More poor families who want help sending their children to preschool could have reason to rejoice next year.

Indiana House Speaker Brian Bosma today announced that expanding preschool tuition scholarships would be one of his top priorities for the coming legislative session.

Other education priorities include a push to shift education dollars toward classroom expenses and away from school administrative and support services.

“We need to find a way to concentrate our education dollars in the classroom, where they are most effective with highly motivated teachers of high quality,” said Bosma, an Indianapolis Republican.

Bosma made education one of the centerpieces of his acceptance speech after being re-elected House speaker this afternoon during the General Assembly’s annual Organization Day. Lawmakers met for a short session to choose leaders and adopt basic rules before their work formally begins in January.

On preschool, Bosma called for expanding the preschool tuition vouchers that the state began as a pilot program in 2014. That $10 million program serves 1,585 kids in five counties, including Marion County, but demand for the program far exceeds availability.

Bosma is not alone in embracing the preschool expansion. Both the incoming governor, Eric Holcomb, the Indiana State Board of Education and incoming state schools superintendent, Jennifer McCormick, have called for more kids to receive the free service.

That’s a change from a few years ago when Gov. Mike Pence had to make a hard push to convince skeptical fellow Republicans to support state-funded preschool programs. This year, Holcomb favors a slow, deliberate expansion to a few counties at a time but Bosma said he believes the benefits of preschool are proven and he wants to move faster.

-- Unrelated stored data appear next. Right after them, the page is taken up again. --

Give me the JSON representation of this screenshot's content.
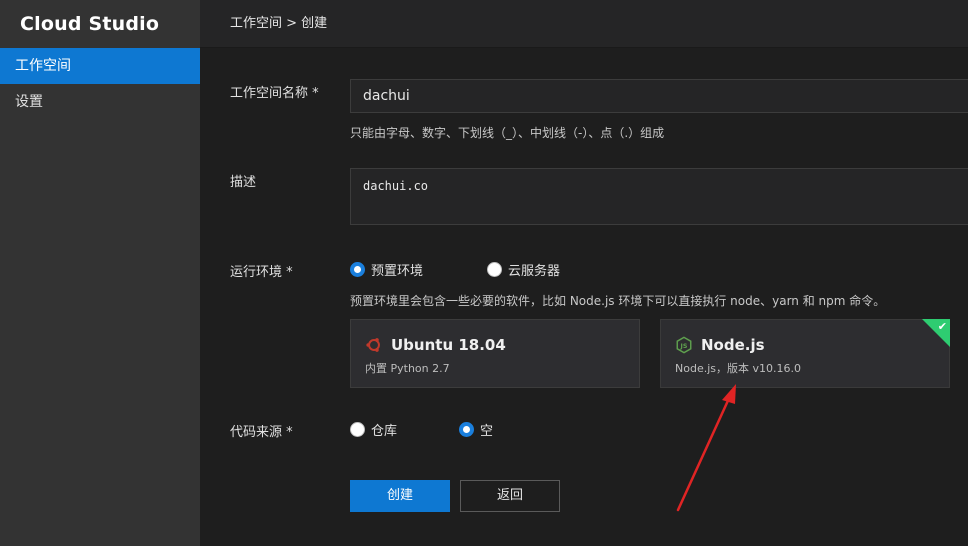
{
  "app": {
    "brand": "Cloud Studio"
  },
  "sidebar": {
    "items": [
      {
        "label": "工作空间",
        "active": true
      },
      {
        "label": "设置",
        "active": false
      }
    ]
  },
  "breadcrumb": "工作空间 > 创建",
  "form": {
    "name": {
      "label": "工作空间名称 *",
      "value": "dachui",
      "hint": "只能由字母、数字、下划线（_）、中划线（-）、点（.）组成"
    },
    "description": {
      "label": "描述",
      "value": "dachui.co"
    },
    "runtime": {
      "label": "运行环境 *",
      "options": [
        {
          "label": "预置环境",
          "checked": true
        },
        {
          "label": "云服务器",
          "checked": false
        }
      ],
      "hint": "预置环境里会包含一些必要的软件，比如 Node.js 环境下可以直接执行 node、yarn 和 npm 命令。",
      "cards": [
        {
          "title": "Ubuntu 18.04",
          "subtitle": "内置 Python 2.7",
          "icon": "ubuntu-icon",
          "selected": false
        },
        {
          "title": "Node.js",
          "subtitle": "Node.js，版本 v10.16.0",
          "icon": "nodejs-icon",
          "selected": true
        }
      ]
    },
    "source": {
      "label": "代码来源 *",
      "options": [
        {
          "label": "仓库",
          "checked": false
        },
        {
          "label": "空",
          "checked": true
        }
      ]
    },
    "buttons": {
      "create": "创建",
      "back": "返回"
    }
  },
  "colors": {
    "accent": "#0e78d2",
    "success": "#2ecc71",
    "annotation": "#e02424"
  }
}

“I’d like to double or triple the program,” he said. “I don’t need to be convinced. I’ve seen it first hand and many others have. Not everyone is of the same option, and we do have fiscal constraints in the coming session that are very real.”

Democratic House leader Scott Pelath of Michigan City said his party also wants a faster expansion.

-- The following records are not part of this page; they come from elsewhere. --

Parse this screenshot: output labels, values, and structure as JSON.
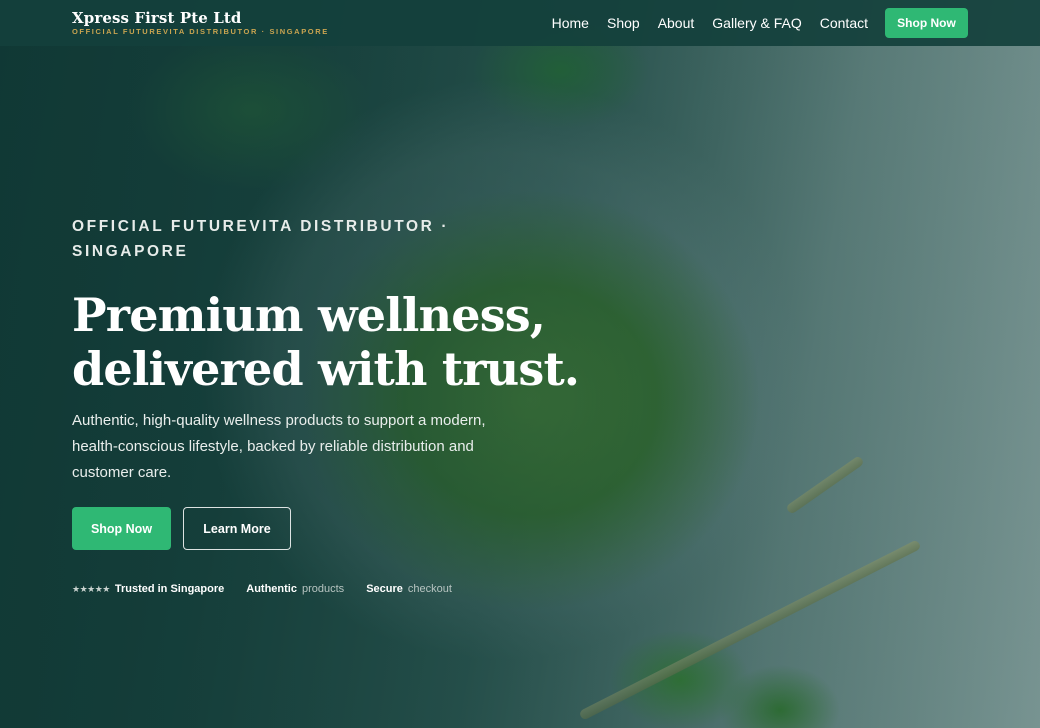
{
  "header": {
    "brand_name": "Xpress First Pte Ltd",
    "brand_tagline": "OFFICIAL FUTUREVITA DISTRIBUTOR · SINGAPORE",
    "nav": [
      {
        "label": "Home"
      },
      {
        "label": "Shop"
      },
      {
        "label": "About"
      },
      {
        "label": "Gallery & FAQ"
      },
      {
        "label": "Contact"
      }
    ],
    "cta_label": "Shop Now"
  },
  "hero": {
    "eyebrow": "OFFICIAL FUTUREVITA DISTRIBUTOR · SINGAPORE",
    "headline": "Premium wellness, delivered with trust.",
    "subtext": "Authentic, high-quality wellness products to support a modern, health-conscious lifestyle, backed by reliable distribution and customer care.",
    "primary_button": "Shop Now",
    "secondary_button": "Learn More",
    "trust": {
      "stars": "★★★★★",
      "item1_strong": "Trusted in Singapore",
      "item2_strong": "Authentic",
      "item2_light": "products",
      "item3_strong": "Secure",
      "item3_light": "checkout"
    }
  },
  "colors": {
    "accent": "#2fb874",
    "header_bg": "#14403c",
    "tagline_gold": "#c9a450"
  }
}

“I don’t really understand the hesitancy,” he said. “This state has been tiptoeing over hot coals on its way to pre-K. Let’s get it to the kids who need it. There are kids who need it in every county in Indiana.”

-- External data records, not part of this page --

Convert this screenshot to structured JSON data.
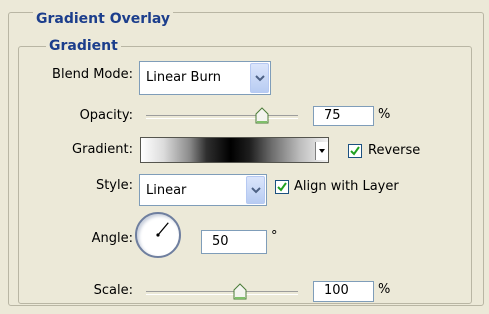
{
  "panel": {
    "section_title": "Gradient Overlay",
    "group_title": "Gradient"
  },
  "blend_mode": {
    "label": "Blend Mode:",
    "value": "Linear Burn",
    "icon": "chevron-down-icon"
  },
  "opacity": {
    "label": "Opacity:",
    "value": "75",
    "unit": "%",
    "slider_fraction": 0.75
  },
  "gradient": {
    "label": "Gradient:",
    "reverse_label": "Reverse",
    "reverse_checked": true,
    "icon": "triangle-down-icon"
  },
  "style": {
    "label": "Style:",
    "value": "Linear",
    "align_label": "Align with Layer",
    "align_checked": true,
    "icon": "chevron-down-icon"
  },
  "angle": {
    "label": "Angle:",
    "value": "50",
    "unit": "°",
    "degrees": 50
  },
  "scale": {
    "label": "Scale:",
    "value": "100",
    "unit": "%"
  },
  "colors": {
    "legend": "#1c3e8c",
    "background": "#ece9d8",
    "accent": "#316ac5"
  }
}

Bosma did not offer details on his claim that Indiana schools spend too much on administrative and support spending, nor did he outline any ideas for what changes should occur, saying lawmakers would figure that out during the session.

If there is money to shift, he said he wanted it to go to teachers to help make the profession more attractive to top college graduates.

“We need to continue to find ways to treat teaches as faculty rather than factory workers,” he said. “We’ve made progress on this but we need to do more. We need to free them from regulatory burdens and bureaucratic control to do the job they desire to do.”

Pelath said he wasn’t sure Bosma was right that spending on non-classroom supports was out of line, but he endorsed the need to pay teachers more.

“That requires careful analysis after which there could be some differences in interpretation,” he said. “But unambiguously we have to make sure teachers are fairly compensated for the market-based reason that you have to attract very good people to the profession.”